Mettendo poi in contrapposizione i due big territoriali, Veneto ed Emilia-Romagna, nei quattro anni risulta che nel primo aumenta l’import, ma non l’export, e il saldo passivo è in aumento. Mentre per Emilia-Romagna nello stesso periodo sono aumentati import ed export, con un saldo positivo. Il Veneto segna inoltre un degrado delle performance in tutti i settori chiave (meccanica, tessile-moda, automotive, farmaceutico e strumenti ed apparecchiature). Nella meccanica (produzione locale per il mercato locale) la presenza delle aziende emiliano-romagnole nel Far East è più che doppia rispetto a quella veneta, mentre nel tessile-moda il primato è veneto. Nell’automotive la presenza di entrambe è ridotta, come nel farmaceutico e forniture mediche.
«Affrontare il mercato dell’Asia orientale e della Cina richiede umiltà, preparazione, risorse umane ed innovazioni adeguate - scrive Paolo Bazzoni, presidente della Camera di Commercio Italiana in Cina nella prefazione della ricerca -. Il percorso non è semplice e nemmeno veloce. Le aziende devono impegnarsi a fondo nell’analizzare i loro punti di forza ed i loro limiti, devono capire come adattare la loro value proposition ed il loro business model ai mercati locali e devono costruirsi un business plan molto chiaro, finalizzato a servire le esigenze del mercato locale, integrandosi localmente anche da un punto di vista manageriale eventualmente con partner locali adeguatamente valutati e gestiti».

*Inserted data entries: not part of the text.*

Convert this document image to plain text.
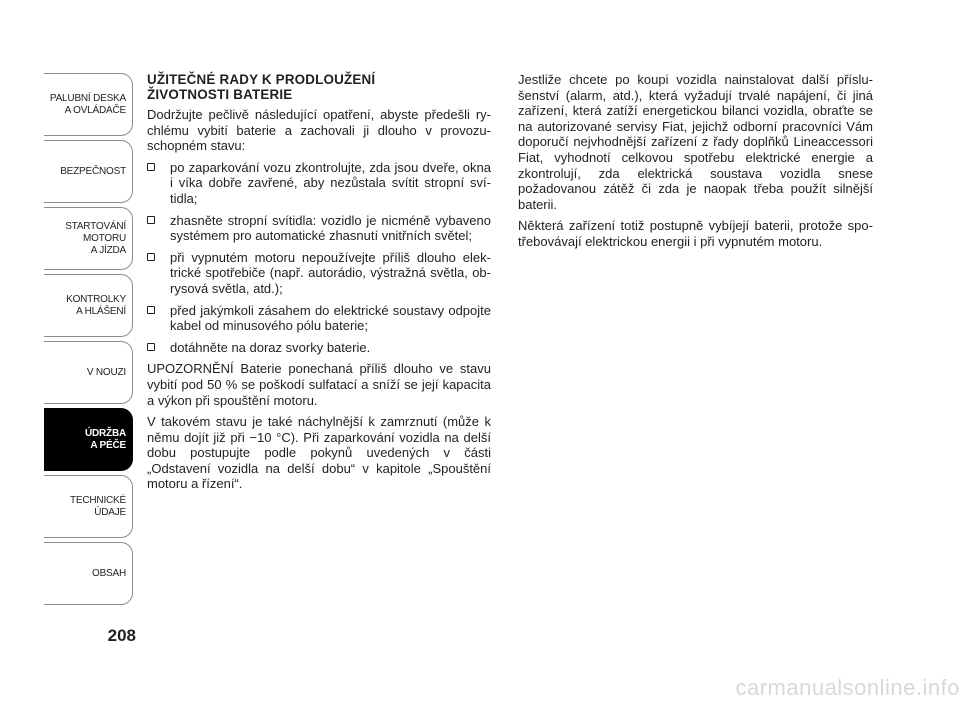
PALUBNÍ DESKA
A OVLÁDAČE
BEZPEČNOST
STARTOVÁNÍ
MOTORU
A JÍZDA
KONTROLKY
A HLÁŠENÍ
V NOUZI
ÚDRŽBA
A PÉČE
TECHNICKÉ
ÚDAJE
OBSAH
208
UŽITEČNÉ RADY K PRODLOUŽENÍ
ŽIVOTNOSTI BATERIE

Dodržujte pečlivě následující opatření, abyste předešli rychlému vybití baterie a zachovali ji dlouho v provozuschopném stavu:

po zaparkování vozu zkontrolujte, zda jsou dveře, okna i víka dobře zavřené, aby nezůstala svítit stropní svítidla;
zhasněte stropní svítidla: vozidlo je nicméně vybaveno systémem pro automatické zhasnutí vnitřních světel;
při vypnutém motoru nepoužívejte příliš dlouho elektrické spotřebiče (např. autorádio, výstražná světla, obrysová světla, atd.);
před jakýmkoli zásahem do elektrické soustavy odpojte kabel od minusového pólu baterie;
dotáhněte na doraz svorky baterie.

UPOZORNĚNÍ Baterie ponechaná příliš dlouho ve stavu vybití pod 50 % se poškodí sulfatací a sníží se její kapacita a výkon při spouštění motoru.

V takovém stavu je také náchylnější k zamrznutí (může k němu dojít již při −10 °C). Při zaparkování vozidla na delší dobu postupujte podle pokynů uvedených v části „Odstavení vozidla na delší dobu“ v kapitole „Spouštění motoru a řízení“.

Jestliže chcete po koupi vozidla nainstalovat další příslušenství (alarm, atd.), která vyžadují trvalé napájení, či jiná zařízení, která zatíží energetickou bilanci vozidla, obraťte se na autorizované servisy Fiat, jejichž odborní pracovníci Vám doporučí nejvhodnější zařízení z řady doplňků Lineaccessori Fiat, vyhodnotí celkovou spotřebu elektrické energie a zkontrolují, zda elektrická soustava vozidla snese požadovanou zátěž či zda je naopak třeba použít silnější baterii.

Některá zařízení totiž postupně vybíjejí baterii, protože spotřebovávají elektrickou energii i při vypnutém motoru.

carmanualsonline.info
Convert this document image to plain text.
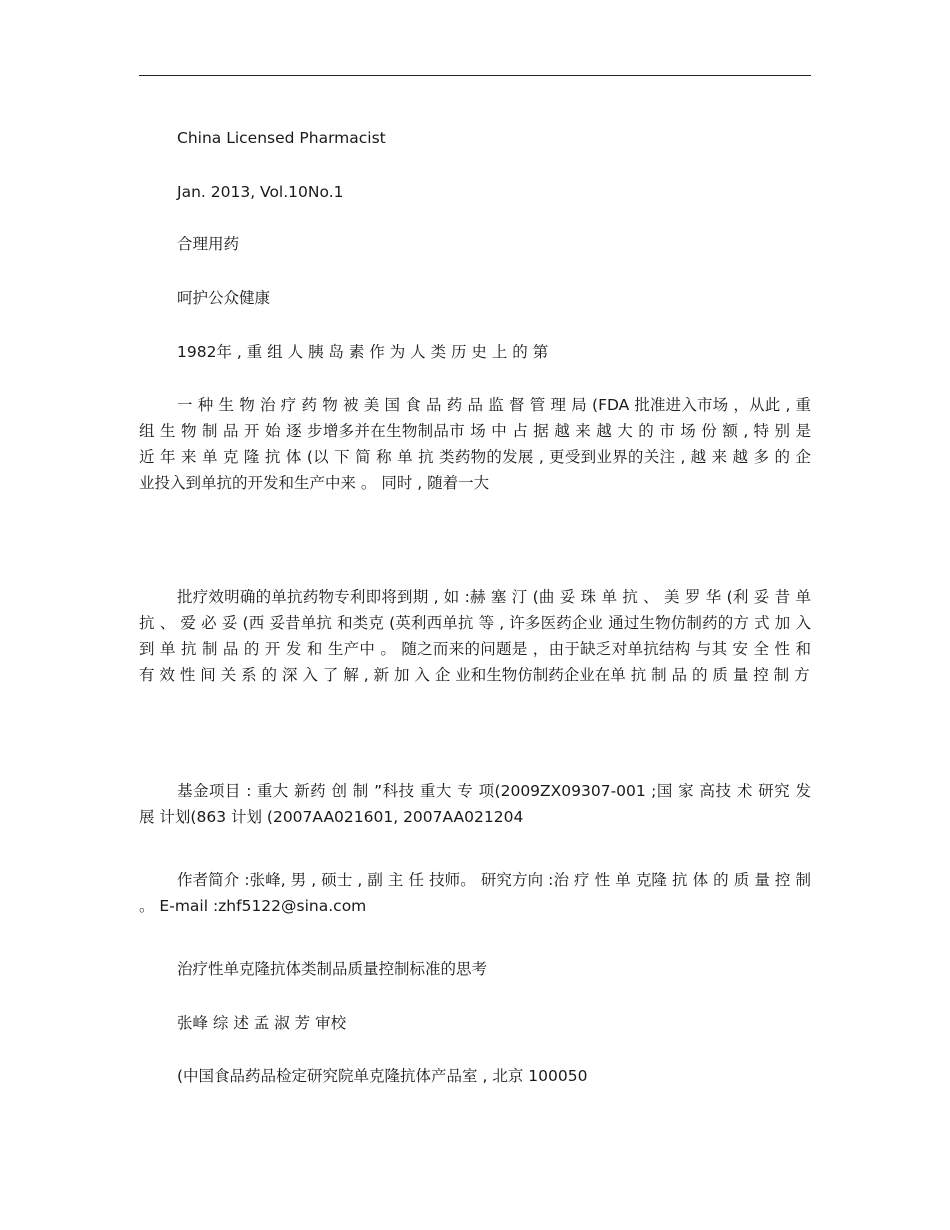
China Licensed Pharmacist
Jan. 2013, Vol.10No.1
合理用药
呵护公众健康
1982年 , 重 组 人 胰 岛 素 作 为 人 类 历 史 上 的 第

一 种 生 物 治 疗 药 物 被 美 国 食 品 药 品 监 督 管 理 局 (FDA 批准进入市场 ，从此 , 重 组 生 物 制 品 开 始 逐 步增多并在生物制品市 场 中 占 据 越 来 越 大 的 市 场 份 额 , 特 别 是 近 年 来 单 克 隆 抗 体 (以 下 简 称 单 抗 类药物的发展 , 更受到业界的关注 , 越 来 越 多 的 企 业投入到单抗的开发和生产中来 。 同时 , 随着一大

批疗效明确的单抗药物专利即将到期 , 如 :赫 塞 汀 (曲 妥 珠 单 抗 、 美 罗 华 (利 妥 昔 单 抗 、 爱 必 妥 (西 妥昔单抗 和类克 (英利西单抗 等 , 许多医药企业 通过生物仿制药的方 式 加 入 到 单 抗 制 品 的 开 发 和 生产中 。 随之而来的问题是 ，由于缺乏对单抗结构 与其 安 全 性 和 有 效 性 间 关 系 的 深 入 了 解 , 新 加 入 企 业和生物仿制药企业在单 抗 制 品 的 质 量 控 制 方

基金项目 : 重大 新药 创 制 ”科技 重大 专 项(2009ZX09307-001 ;国 家 高技 术 研究 发 展 计划(863 计划 (2007AA021601, 2007AA021204

作者简介 :张峰, 男 , 硕士 , 副 主 任 技师。 研究方向 :治 疗 性 单 克隆 抗 体 的 质 量 控 制 。 E-mail :zhf5122@sina.com

治疗性单克隆抗体类制品质量控制标准的思考
张峰 综 述 孟 淑 芳 审校
(中国食品药品检定研究院单克隆抗体产品室 , 北京 100050
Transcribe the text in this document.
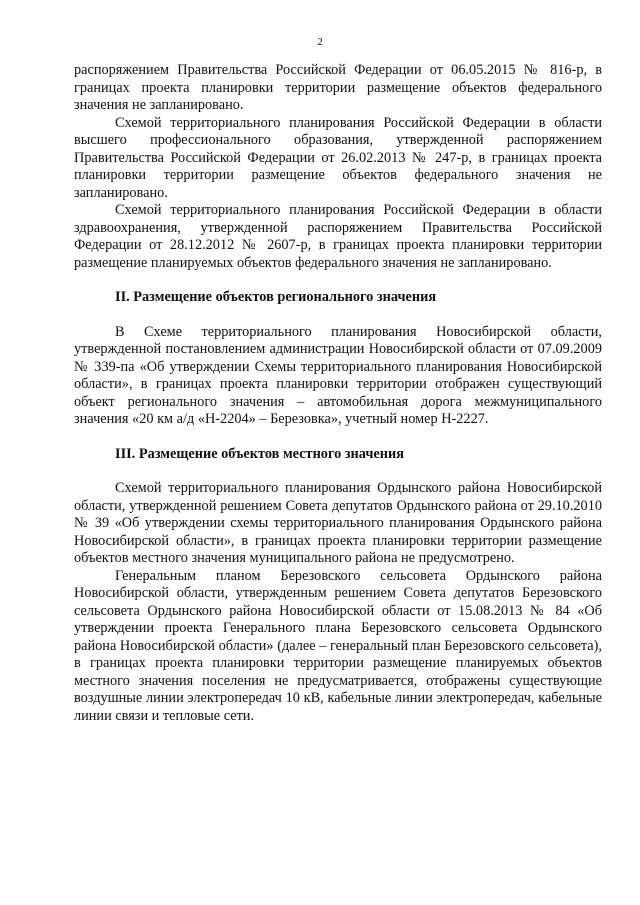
2

распоряжением Правительства Российской Федерации от 06.05.2015 № 816-р, в границах проекта планировки территории размещение объектов федерального значения не запланировано.

Схемой территориального планирования Российской Федерации в области высшего профессионального образования, утвержденной распоряжением Правительства Российской Федерации от 26.02.2013 № 247-р, в границах проекта планировки территории размещение объектов федерального значения не запланировано.

Схемой территориального планирования Российской Федерации в области здравоохранения, утвержденной распоряжением Правительства Российской Федерации от 28.12.2012 № 2607-р, в границах проекта планировки территории размещение планируемых объектов федерального значения не запланировано.

II. Размещение объектов регионального значения

В Схеме территориального планирования Новосибирской области, утвержденной постановлением администрации Новосибирской области от 07.09.2009 № 339-па «Об утверждении Схемы территориального планирования Новосибирской области», в границах проекта планировки территории отображен существующий объект регионального значения – автомобильная дорога межмуниципального значения «20 км а/д «Н-2204» – Березовка», учетный номер Н-2227.

III. Размещение объектов местного значения

Схемой территориального планирования Ордынского района Новосибирской области, утвержденной решением Совета депутатов Ордынского района от 29.10.2010 № 39 «Об утверждении схемы территориального планирования Ордынского района Новосибирской области», в границах проекта планировки территории размещение объектов местного значения муниципального района не предусмотрено.

Генеральным планом Березовского сельсовета Ордынского района Новосибирской области, утвержденным решением Совета депутатов Березовского сельсовета Ордынского района Новосибирской области от 15.08.2013 № 84 «Об утверждении проекта Генерального плана Березовского сельсовета Ордынского района Новосибирской области» (далее – генеральный план Березовского сельсовета), в границах проекта планировки территории размещение планируемых объектов местного значения поселения не предусматривается, отображены существующие воздушные линии электропередач 10 кВ, кабельные линии электропередач, кабельные линии связи и тепловые сети.
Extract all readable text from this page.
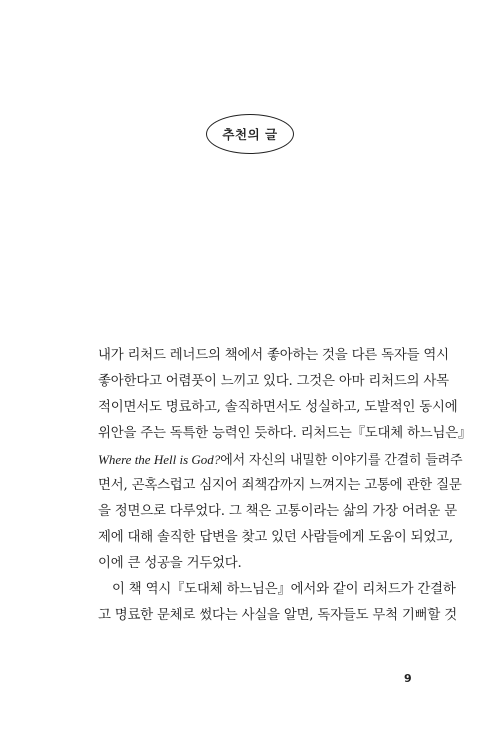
추천의 글
내가 리처드 레너드의 책에서 좋아하는 것을 다른 독자들 역시
좋아한다고 어렴풋이 느끼고 있다. 그것은 아마 리처드의 사목
적이면서도 명료하고, 솔직하면서도 성실하고, 도발적인 동시에
위안을 주는 독특한 능력인 듯하다. 리처드는『도대체 하느님은』
Where the Hell is God?에서 자신의 내밀한 이야기를 간결히 들려주
면서, 곤혹스럽고 심지어 죄책감까지 느껴지는 고통에 관한 질문
을 정면으로 다루었다. 그 책은 고통이라는 삶의 가장 어려운 문
제에 대해 솔직한 답변을 찾고 있던 사람들에게 도움이 되었고,
이에 큰 성공을 거두었다.
이 책 역시『도대체 하느님은』에서와 같이 리처드가 간결하
고 명료한 문체로 썼다는 사실을 알면, 독자들도 무척 기뻐할 것
9
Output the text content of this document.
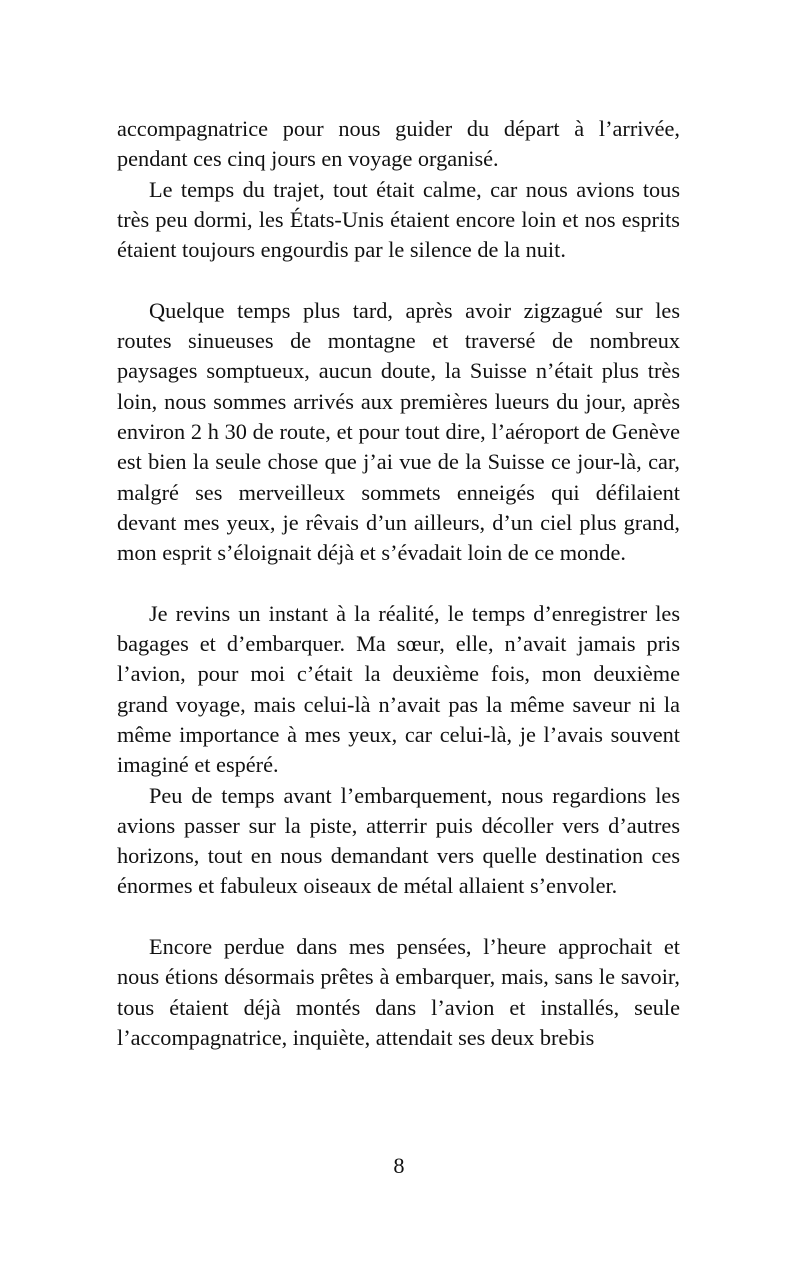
accompagnatrice pour nous guider du départ à l’arrivée, pendant ces cinq jours en voyage organisé.

Le temps du trajet, tout était calme, car nous avions tous très peu dormi, les États-Unis étaient encore loin et nos esprits étaient toujours engourdis par le silence de la nuit.

Quelque temps plus tard, après avoir zigzagué sur les routes sinueuses de montagne et traversé de nombreux paysages somptueux, aucun doute, la Suisse n’était plus très loin, nous sommes arrivés aux premières lueurs du jour, après environ 2 h 30 de route, et pour tout dire, l’aéroport de Genève est bien la seule chose que j’ai vue de la Suisse ce jour-là, car, malgré ses merveilleux sommets enneigés qui défilaient devant mes yeux, je rêvais d’un ailleurs, d’un ciel plus grand, mon esprit s’éloignait déjà et s’évadait loin de ce monde.

Je revins un instant à la réalité, le temps d’enregistrer les bagages et d’embarquer. Ma sœur, elle, n’avait jamais pris l’avion, pour moi c’était la deuxième fois, mon deuxième grand voyage, mais celui-là n’avait pas la même saveur ni la même importance à mes yeux, car celui-là, je l’avais souvent imaginé et espéré.

Peu de temps avant l’embarquement, nous regardions les avions passer sur la piste, atterrir puis décoller vers d’autres horizons, tout en nous demandant vers quelle destination ces énormes et fabuleux oiseaux de métal allaient s’envoler.

Encore perdue dans mes pensées, l’heure approchait et nous étions désormais prêtes à embarquer, mais, sans le savoir, tous étaient déjà montés dans l’avion et installés, seule l’accompagnatrice, inquiète, attendait ses deux brebis

8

Ad oggi l’export nordestino dei beni i beni di consumo fatica a posizionarsi. E ad incidere negativamente è anche la scelta delle imprese per la vendita ExWorks (franco fabbrica) per circa il 70%. In questo modo, disinteressandosi dei canali distributivi, non si presidia adeguatamente l’accesso ai mercati di consumo. Un caso emblematico è il Prosecco, dove la quasi totalità degli esportatori predilige questa modalità. Il Prosecco incide per il 14,5% dei vini spumanti esportati in Cina dall’Italia, mentre la media verso il mondo è molto più alta, pari al 66,7%. Solo nel 2019, il Prosecco ha subito mancate vendite in Cina per 12,4 milioni, per concorrenza di altri venditori di vini spumanti italiani, che hanno aggredito il mercato in modo più dinamico e a prezzi molto bassi.
Per cambiare rotta occorre, suggerisce Padoan, avviare investimenti diretti per la realizzazione di piattaforme logistico-distributive in grado di aggregare le pmi e stabilire il controllo dei canali distributivi. Serve inoltre avviare programmi di cooperazione economica, con una governance pubblico-privata, che supporti lo sviluppo delle relazioni delle pmi sui canali “business to business” e “business to government”. «Un tema molto sentito nel Far East è la sicurezza alimentare, un mercato per l'industria e il know how italiano – conclude Padoan –. Ma dobbiamo andare lì, adeguandoci ai loro gusti, altrimenti lasciamo questo importantissimo settore alle aziende australiane».